İSİMSİZ- Damla Kenanoğlu ( İnsaniye Dergisi*)
Botun sahibiyle tanıştığımızdan beri hepimizin başka bir adı var: “Nafar.” Aslında isimsiz olan demek. Bir sayı, bir numara. Botun sahibi isimlerimizle pek ilgilenmiyor ne de olsa.
“Bu kimlik sahte. Üzgünüm, uçağa binemezsiniz.”
“Gerçekten üzgün müsün? Çünkü bu uçak son şansım. Eğer gerçekten üzgünsen bana izin vermelisin.”
Sert bir dürtmeyle uyandım. Yolculuk vakti. Bundan iki gün önce sahte kimliklerle uçağa binip Avrupa’ya gitmeye çalıştık. Bu şekilde gidenler olduğunu duymuştuk ancak şans her zaman senden yana olmuyor. İki gündür rüyamda görevliye “Gerçekten üzgün müsün?” diye soruyorum. Gerçekten üzgün olduğunu ve beni o uçağa alacağını hayal etmeden duramıyorum sanırım. Ama almadı. Ve işte şimdi gece karanlığında, tir tir titreyerek denizin kenarına gidiyoruz.

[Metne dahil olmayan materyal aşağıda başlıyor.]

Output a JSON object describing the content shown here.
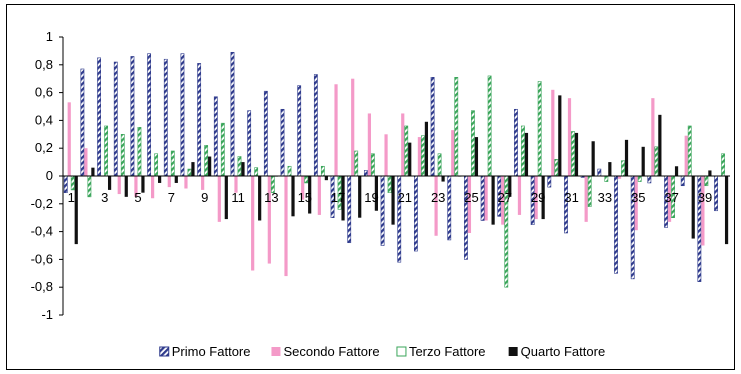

Adım… Adım Göçmen benim. Önceden gerçek bir adım, gerçek bir kimliğim vardı. Bir mesleğim, sevgilim, ailem, arkadaşlarım.. Evimden ayrılmayı kesinlikle kabul etmemiştim. En yakın arkadaşım da ailem gibi bir bombardımanda ölünce kaçtım. Bir tercih değildi bu. Söylesene;kim tercih eder evini, yurdunu bırakıp bir kimliksiz olmayı?Çevremdeki herkesin öldüğünü gördüm. Cesetin, kanın kokusunu bilir misin? Savaşın kokusudur bu. Ölümün çok güçlü bir kokusu vardır ve ben onu her an duyuyorum hala.
Eğer bu deniz kenarındaki küçük kente gelirseniz gözünüze çarpan ilk şey her yerde satılan can yelekleri olacak. Ben ve birlikte olduğum 30 kişilik gruptaki herkeste de var bunlardan. Bir sırt çantası ve can yeleği. Tüm servetim bu. Göç etmek zorunda kalmış kız kardeşlerim bir mal gibi alınıp satılıyor, biliyorum. Birçoğu tecavüze uğradı, birden bire nereden geldiğini anlayamadıkları bebekleri oldu kucaklarında. En azından henüz bunları yaşamadığım için mutlu mu olmalıyım? Bir fark göremiyorum bombaların altında can veren arkadaşımla sokakta öldürülen ‘buralı’ kadınlar arasında. Düşünmeden duramıyorum, ismi olan kadınlarla olmayanlar gerçekten farklı mı? Kötü bakışlara, sözlere alıştım sayılır ancak bilmiyorum, tecavüze uğrayan kadınların milleti var mı? Benzer şeyler yaşadık hepimiz mutlaka, benzer yollardan geçtik. Bunu biliyorum çünkü gördüm. Ben bir bankta uyurken üstümü örten kadını, el sallayan çocuğu gördüm.hiç tanımadıkları birinden şiddet gören kadınlar gördüm, gerçek kimlikleri de vardı üstelik. Bu yüzden aksini düşünemem. Savaşın, şiddetin sınırı varmış gibi yapamam.
Ulaşmayı pek de iple çekmediğim botu gördüm kayaların arasından. Deniz karanlık. Deniz büyük. Karşıda küçücük ışıklar görünüyor. Eğer onlara ulaşırsak.. Bilmiyorum ne olacağını. Ama iyi şeyler umut etmekten başka şansım var mı? Botun sahibiyle tanıştığımızdan beri hepimizin başka bir adı var: “Nafar.” Aslında isimsiz olan demek. Bir sayı, bir numara. Botun sahibi isimlerimizle pek ilgilenmiyor ne de olsa. O yalnızca parasını alıp “geçebilecek miyiz” sorularını duymamış gibi yapıyor. Ölmemek için ölüme gidiyor gibi hissediyorum bazen. Yeniden insan olmak amacıyla, alnımıza başka isimler kazımak için belki biniyoruz sırayla bota. Bebekler var daha kundakta ve çocuklar uykulu, anlamaz ama yine de korkmuş. Bota binen bir tanesi el salladı bana, çocuklar hep el sallar galiba. Deniz karanlık. Deniz büyük. Bizse küçücük bir botta elli kişiyiz. Sert bir dürtmeyle uyanmak istiyorum şimdi de. Ailemin yanında, evimde. Sahi, ben uyanabilecek miyim yine?